Mr Campbell added: ”He thinks, probably rightly, that the country has decided it will not put Jeremy Corbyn into office.
“I think there is a danger that we’re going to be destroyed as a serious credible political force unless we face up to the reality of what’s going on.”
The BBC’s assistant political editor, Norman Smith, said Labour would point to the fact that Mr Corbyn did far better in the 2017 general election than anyone expected, depriving Theresa May of a majority.
Mr Campbell said he voted Liberal Democrats in Theresa May’s European elections because he wanted to support an unequivocally pro-Remain party.
Labour said at the time his expulsion was “automatic” because he had admitted voting for another party.
Asked whether he would now join the Liberal Democrats, he said he was not “close to other parties” and had not yet decided who to vote for at the next election.

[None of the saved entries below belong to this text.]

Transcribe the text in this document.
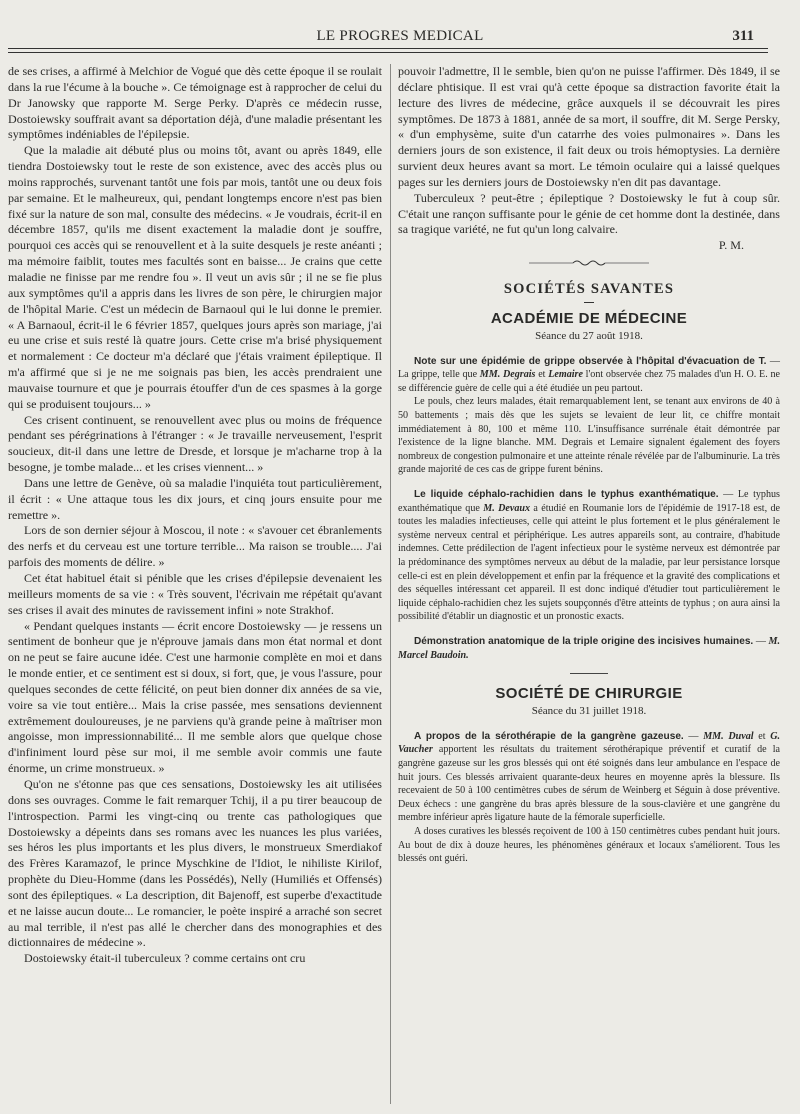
LE PROGRES MEDICAL	311

de ses crises, a affirmé à Melchior de Vogué que dès cette époque il se roulait dans la rue l'écume à la bouche ». Ce témoignage est à rapprocher de celui du Dr Janowsky que rapporte M. Serge Perky. D'après ce médecin russe, Dostoiewsky souffrait avant sa déportation déjà, d'une maladie présentant les symptômes indéniables de l'épilepsie.

Que la maladie ait débuté plus ou moins tôt, avant ou après 1849, elle tiendra Dostoiewsky tout le reste de son existence, avec des accès plus ou moins rapprochés, survenant tantôt une fois par mois, tantôt une ou deux fois par semaine. Et le malheureux, qui, pendant longtemps encore n'est pas bien fixé sur la nature de son mal, consulte des médecins. « Je voudrais, écrit-il en décembre 1857, qu'ils me disent exactement la maladie dont je souffre, pourquoi ces accès qui se renouvellent et à la suite desquels je reste anéanti ; ma mémoire faiblit, toutes mes facultés sont en baisse... Je crains que cette maladie ne finisse par me rendre fou ». Il veut un avis sûr ; il ne se fie plus aux symptômes qu'il a appris dans les livres de son père, le chirurgien major de l'hôpital Marie. C'est un médecin de Barnaoul qui le lui donne le premier. « A Barnaoul, écrit-il le 6 février 1857, quelques jours après son mariage, j'ai eu une crise et suis resté là quatre jours. Cette crise m'a brisé physiquement et normalement : Ce docteur m'a déclaré que j'étais vraiment épileptique. Il m'a affirmé que si je ne me soignais pas bien, les accès prendraient une mauvaise tournure et que je pourrais étouffer d'un de ces spasmes à la gorge qui se produisent toujours... »

Ces crisent continuent, se renouvellent avec plus ou moins de fréquence pendant ses pérégrinations à l'étranger : « Je travaille nerveusement, l'esprit soucieux, dit-il dans une lettre de Dresde, et lorsque je m'acharne trop à la besogne, je tombe malade... et les crises viennent... »

Dans une lettre de Genève, où sa maladie l'inquiéta tout particulièrement, il écrit : « Une attaque tous les dix jours, et cinq jours ensuite pour me remettre ».

Lors de son dernier séjour à Moscou, il note : « s'avouer cet ébranlements des nerfs et du cerveau est une torture terrible... Ma raison se trouble.... J'ai parfois des moments de délire. »

Cet état habituel était si pénible que les crises d'épilepsie devenaient les meilleurs moments de sa vie : « Très souvent, l'écrivain me répétait qu'avant ses crises il avait des minutes de ravissement infini » note Strakhof.

« Pendant quelques instants — écrit encore Dostoiewsky — je ressens un sentiment de bonheur que je n'éprouve jamais dans mon état normal et dont on ne peut se faire aucune idée. C'est une harmonie complète en moi et dans le monde entier, et ce sentiment est si doux, si fort, que, je vous l'assure, pour quelques secondes de cette félicité, on peut bien donner dix années de sa vie, voire sa vie tout entière... Mais la crise passée, mes sensations deviennent extrêmement douloureuses, je ne parviens qu'à grande peine à maîtriser mon angoisse, mon impressionnabilité... Il me semble alors que quelque chose d'infiniment lourd pèse sur moi, il me semble avoir commis une faute énorme, un crime monstrueux. »

Qu'on ne s'étonne pas que ces sensations, Dostoiewsky les ait utilisées dons ses ouvrages. Comme le fait remarquer Tchij, il a pu tirer beaucoup de l'introspection. Parmi les vingt-cinq ou trente cas pathologiques que Dostoiewsky a dépeints dans ses romans avec les nuances les plus variées, ses héros les plus importants et les plus divers, le monstrueux Smerdiakof des Frères Karamazof, le prince Myschkine de l'Idiot, le nihiliste Kirilof, prophète du Dieu-Homme (dans les Possédés), Nelly (Humiliés et Offensés) sont des épileptiques. « La description, dit Bajenoff, est superbe d'exactitude et ne laisse aucun doute... Le romancier, le poète inspiré a arraché son secret au mal terrible, il n'est pas allé le chercher dans des monographies et des dictionnaires de médecine ».

Dostoiewsky était-il tuberculeux ? comme certains ont cru

pouvoir l'admettre, Il le semble, bien qu'on ne puisse l'affirmer. Dès 1849, il se déclare phtisique. Il est vrai qu'à cette époque sa distraction favorite était la lecture des livres de médecine, grâce auxquels il se découvrait les pires symptômes. De 1873 à 1881, année de sa mort, il souffre, dit M. Serge Persky, « d'un emphysème, suite d'un catarrhe des voies pulmonaires ». Dans les derniers jours de son existence, il fait deux ou trois hémoptysies. La dernière survient deux heures avant sa mort. Le témoin oculaire qui a laissé quelques pages sur les derniers jours de Dostoiewsky n'en dit pas davantage.

Tuberculeux ? peut-être ; épileptique ? Dostoiewsky le fut à coup sûr. C'était une rançon suffisante pour le génie de cet homme dont la destinée, dans sa tragique variété, ne fut qu'un long calvaire.

P. M.

SOCIÉTÉS SAVANTES
ACADÉMIE DE MÉDECINE
Séance du 27 août 1918.

Note sur une épidémie de grippe observée à l'hôpital d'évacuation de T. — La grippe, telle que MM. Degrais et Lemaire l'ont observée chez 75 malades d'un H. O. E. ne se différencie guère de celle qui a été étudiée un peu partout.

Le pouls, chez leurs malades, était remarquablement lent, se tenant aux environs de 40 à 50 battements ; mais dès que les sujets se levaient de leur lit, ce chiffre montait immédiatement à 80, 100 et même 110. L'insuffisance surrénale était démontrée par l'existence de la ligne blanche. MM. Degrais et Lemaire signalent également des foyers nombreux de congestion pulmonaire et une atteinte rénale révélée par de l'albuminurie. La très grande majorité de ces cas de grippe furent bénins.

Le liquide céphalo-rachidien dans le typhus exanthématique. — Le typhus exanthématique que M. Devaux a étudié en Roumanie lors de l'épidémie de 1917-18 est, de toutes les maladies infectieuses, celle qui atteint le plus fortement et le plus généralement le système nerveux central et périphérique. Les autres appareils sont, au contraire, d'habitude indemnes. Cette prédilection de l'agent infectieux pour le système nerveux est démontrée par la prédominance des symptômes nerveux au début de la maladie, par leur persistance lorsque celle-ci est en plein développement et enfin par la fréquence et la gravité des complications et des séquelles intéressant cet appareil. Il est donc indiqué d'étudier tout particulièrement le liquide céphalo-rachidien chez les sujets soupçonnés d'être atteints de typhus ; on aura ainsi la possibilité d'établir un diagnostic et un pronostic exacts.

Démonstration anatomique de la triple origine des incisives humaines. — M. Marcel Baudoin.

SOCIÉTÉ DE CHIRURGIE
Séance du 31 juillet 1918.

A propos de la sérothérapie de la gangrène gazeuse. — MM. Duval et G. Vaucher apportent les résultats du traitement sérothérapique préventif et curatif de la gangrène gazeuse sur les gros blessés qui ont été soignés dans leur ambulance en l'espace de huit jours. Ces blessés arrivaient quarante-deux heures en moyenne après la blessure. Ils recevaient de 50 à 100 centimètres cubes de sérum de Weinberg et Séguin à dose préventive. Deux échecs : une gangrène du bras après blessure de la sous-clavière et une gangrène du membre inférieur après ligature haute de la fémorale superficielle.

A doses curatives les blessés reçoivent de 100 à 150 centimètres cubes pendant huit jours. Au bout de dix à douze heures, les phénomènes généraux et locaux s'améliorent. Tous les blessés ont guéri.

In an open letter to Mr Corbyn, published in The New European magazine, he said he hoped to one day rejoin a party “that genuinely appeals to the many not the few”.
Mr Campbell said a member of Mr Corbyn’s team had contacted him suggesting he might be allowed back into the party, either by suspending his automatic exclusion during a review of the party’s disciplinary rules, or if he made a public commitment to vote Labour at the next election.
However, he said he wanted his expulsion overturned, not suspended, and did not want to rule out advocating tactical voting in the future due to his “acute” concerns about the Labour leader’s stance on Brexit.